In the gloom of dusk, under the light of a single overhead bulb, she sits at the kitchen table with a cigarette balanced between two fingers. The smoke twists and twirls, waltzing away into the long night. A pile of bobby pins and a stray hair elastic teeter at the wood’s edge, half discarded from the day’s exhaustion. The woman leans back in her chair, legs crossed, eyes closed. She exhales a smoke-heavy breath, disrupting the dance of light.
The house was finally quiet. The setting sun threw heavy shadows, dividing the place into light and dark puddles. The bulb above her head hummed, its filament almost burnt out. She didn’t live here; the silence was too hostile in its echoes, like a cat standing with its back arched as a stranger approached—the silence hissed in her ears.
Still, she sat, indulging in the last drags of her cigarette. She would have to collect her things and return home in a moment. It was a long drive; the winding, narrow roads to this place were stressful enough in the daylight, but now, as the sun dipped further, they could be dangerous.
The hand holding her cigarette shook. The tremors rattled up her arm to the elbow, causing ash to trickle down her hand and onto the table. She would have to clean that up, too.
Her gaze flickered briefly to the near-empty table—the long-forgotten coffee cup, the scattering of old receipts and unpaid bills. They were the artifacts of someone who called this place home. The cigarette burned like a lighthouse in the night.
She shifted in her chair, the hairs on the back of her neck rising with the sensation of being watched as if something else was in the room with her, just beyond the light of the bare bulb above. The air moved around her—close, almost like someone had taken a great breath.
She stubbed the near-finished cigarette out on the table, crushing it between her fingers. The chair creaked as she leaned forward and reached for the full pack. Her hand seemed to move as if underwater, floating and detached from the rest of her body. She could feel her fingertips brushing over the cardboard, but the tremors continued as she stood up and moved toward the door.

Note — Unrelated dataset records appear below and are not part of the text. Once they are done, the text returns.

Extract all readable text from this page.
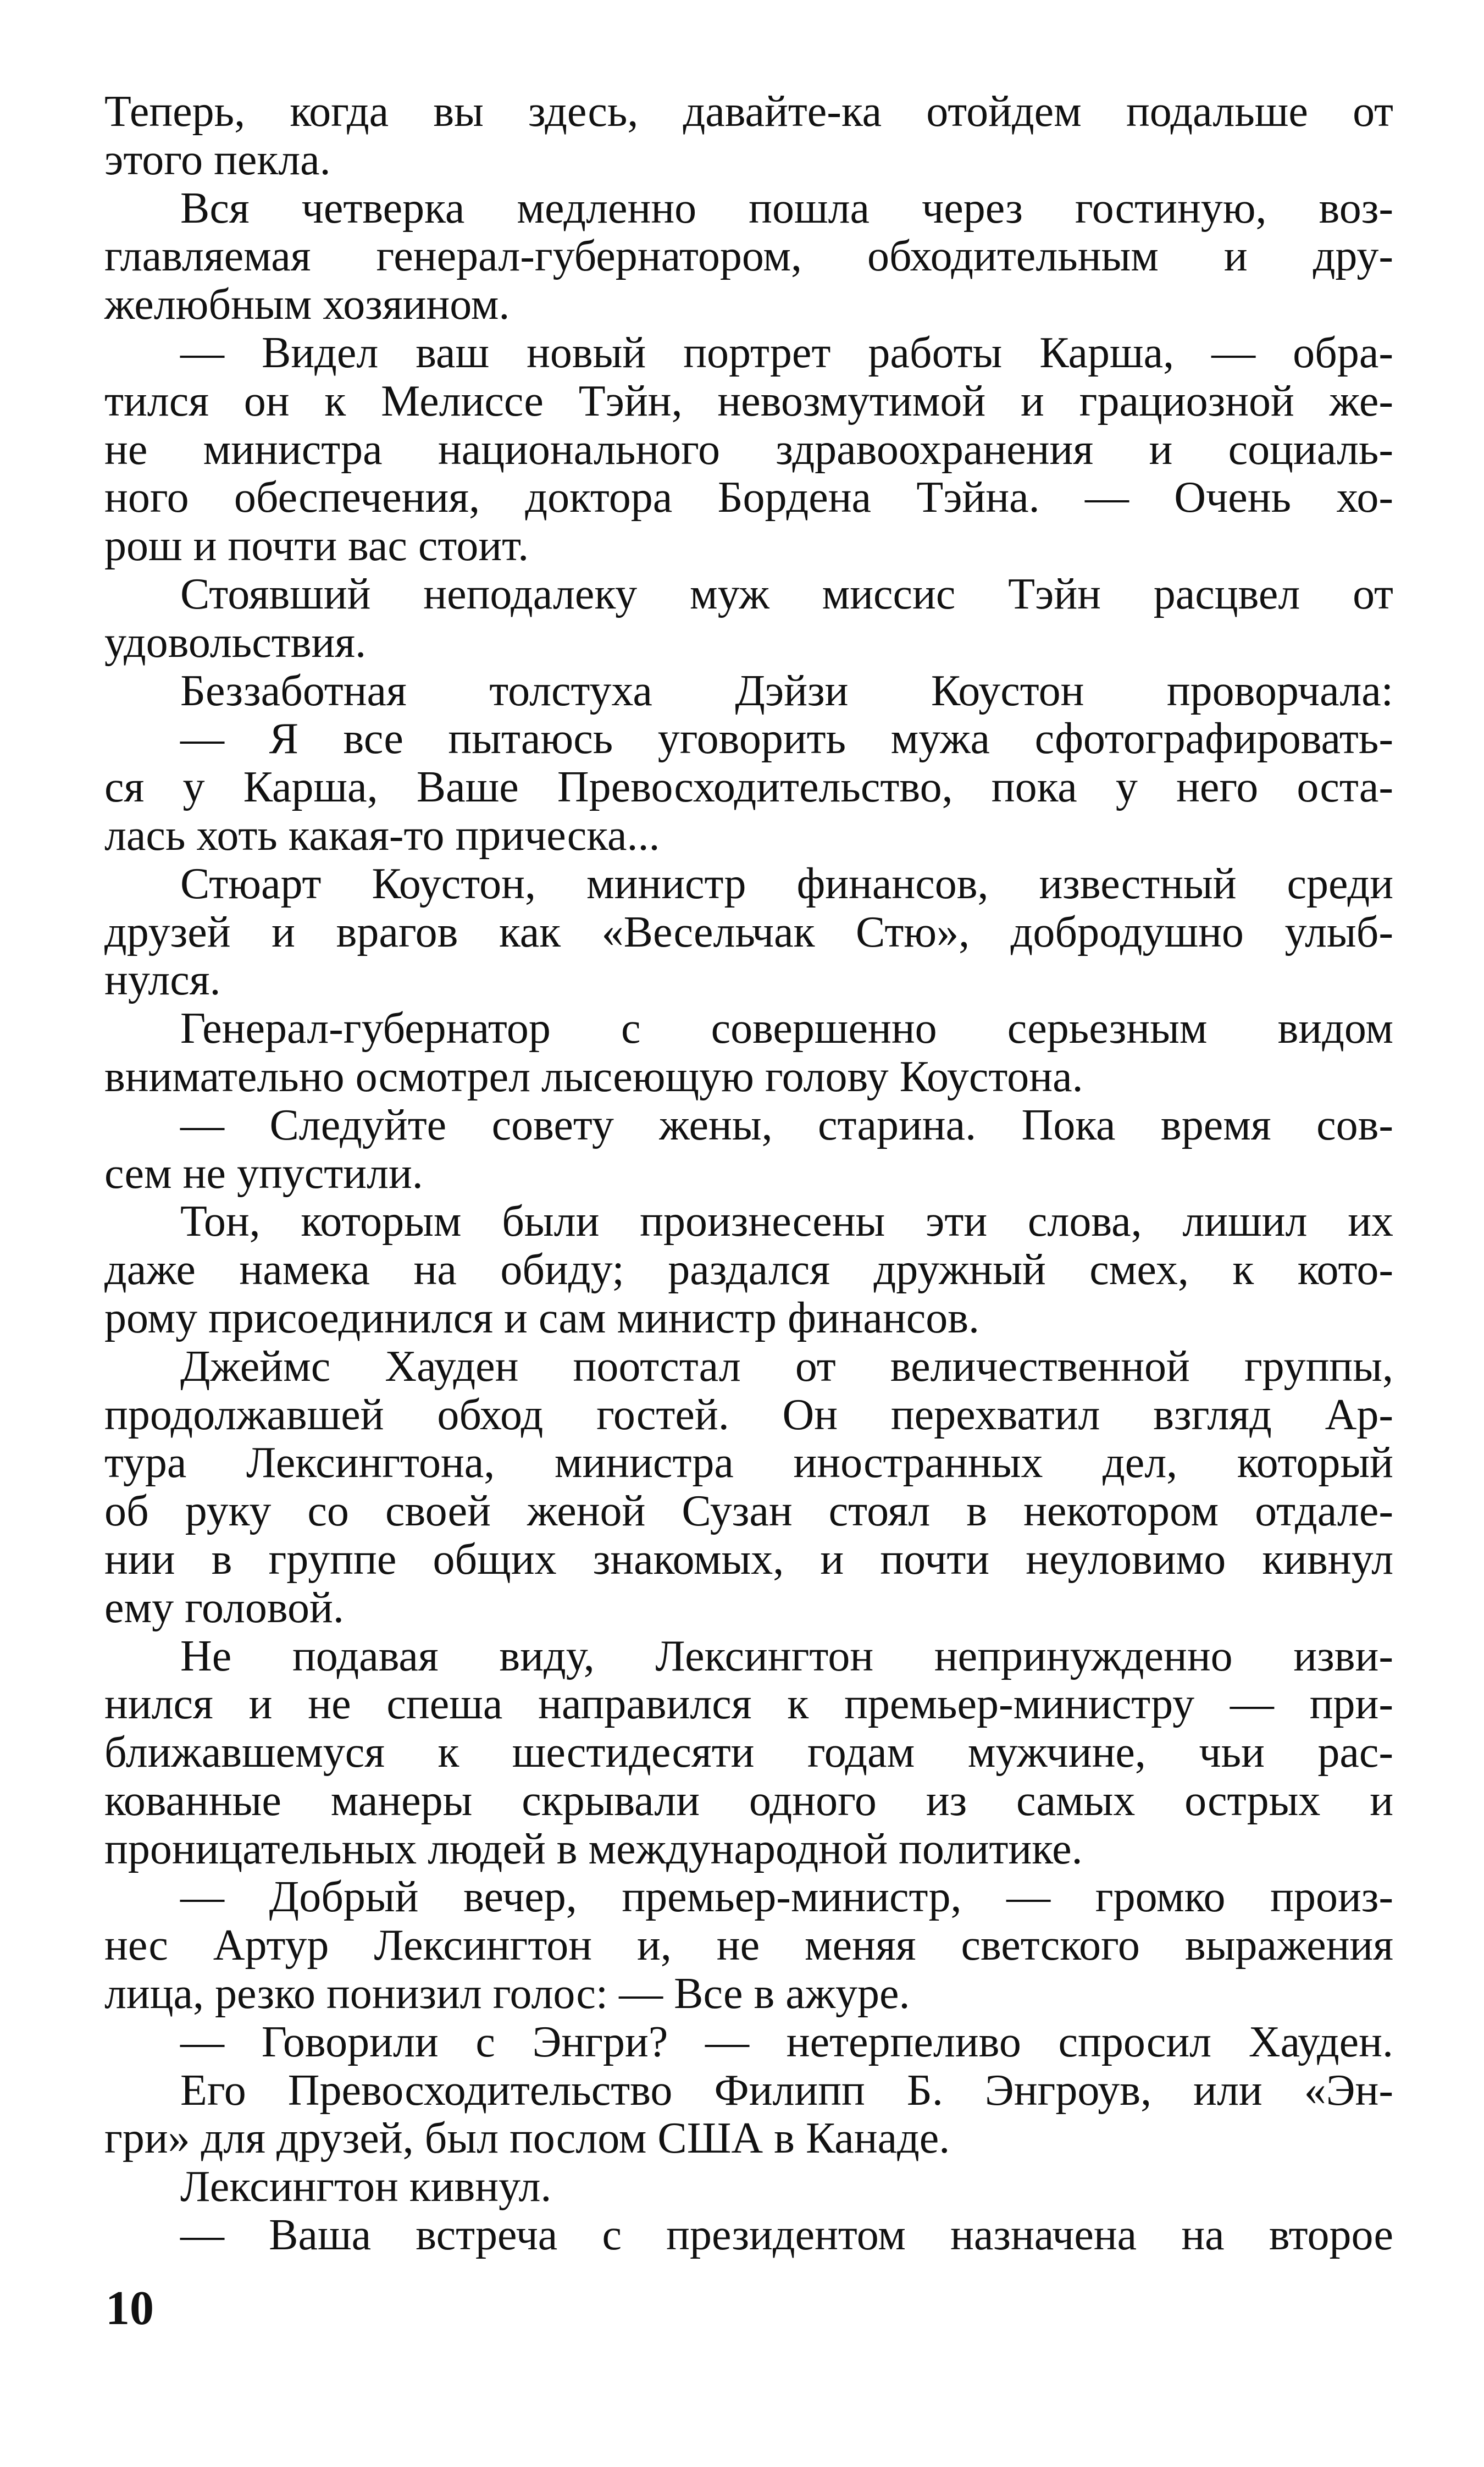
Теперь, когда вы здесь, давайте-ка отойдем подальше от
этого пекла.
Вся четверка медленно пошла через гостиную, воз-
главляемая генерал-губернатором, обходительным и дру-
желюбным хозяином.
— Видел ваш новый портрет работы Карша, — обра-
тился он к Мелиссе Тэйн, невозмутимой и грациозной же-
не министра национального здравоохранения и социаль-
ного обеспечения, доктора Бордена Тэйна. — Очень хо-
рош и почти вас стоит.
Стоявший неподалеку муж миссис Тэйн расцвел от
удовольствия.
Беззаботная толстуха Дэйзи Коустон проворчала:
— Я все пытаюсь уговорить мужа сфотографировать-
ся у Карша, Ваше Превосходительство, пока у него оста-
лась хоть какая-то прическа...
Стюарт Коустон, министр финансов, известный среди
друзей и врагов как «Весельчак Стю», добродушно улыб-
нулся.
Генерал-губернатор с совершенно серьезным видом
внимательно осмотрел лысеющую голову Коустона.
— Следуйте совету жены, старина. Пока время сов-
сем не упустили.
Тон, которым были произнесены эти слова, лишил их
даже намека на обиду; раздался дружный смех, к кото-
рому присоединился и сам министр финансов.
Джеймс Хауден поотстал от величественной группы,
продолжавшей обход гостей. Он перехватил взгляд Ар-
тура Лексингтона, министра иностранных дел, который
об руку со своей женой Сузан стоял в некотором отдале-
нии в группе общих знакомых, и почти неуловимо кивнул
ему головой.
Не подавая виду, Лексингтон непринужденно изви-
нился и не спеша направился к премьер-министру — при-
ближавшемуся к шестидесяти годам мужчине, чьи рас-
кованные манеры скрывали одного из самых острых и
проницательных людей в международной политике.
— Добрый вечер, премьер-министр, — громко произ-
нес Артур Лексингтон и, не меняя светского выражения
лица, резко понизил голос: — Все в ажуре.
— Говорили с Энгри? — нетерпеливо спросил Хауден.
Его Превосходительство Филипп Б. Энгроув, или «Эн-
гри» для друзей, был послом США в Канаде.
Лексингтон кивнул.
— Ваша встреча с президентом назначена на второе
10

The weight of the house’s silence had altered the space, but she wasn’t sure how. Everything looked the same, and yet it was completely different. At the door’s threshold, she stopped and turned, taking in the place once more. The bulb flickered for a few moments, then sputtered and died. The house went dark.
She froze.
She had felt the air move again as if that presence had taken one step closer to her. It sat too still now, like a predator frozen before the kill. She knew there was nothing here for her anymore—no reason to wait any longer. She turned the knob and stepped out into the night. The chill in the air was sharp on her cheeks, and her eyes started watering as she walked to her car.
The road home would still be winding, dark, and even a bit lonely. But as she pulled the door closed behind her, she smiled to herself. The car’s engine roared to life, drowning out her other thoughts. She drove away, leaving the house behind, its darkness no longer her concern.
When she glanced into the rearview mirror, the house was just a silhouette and the blood around her mouth had dried.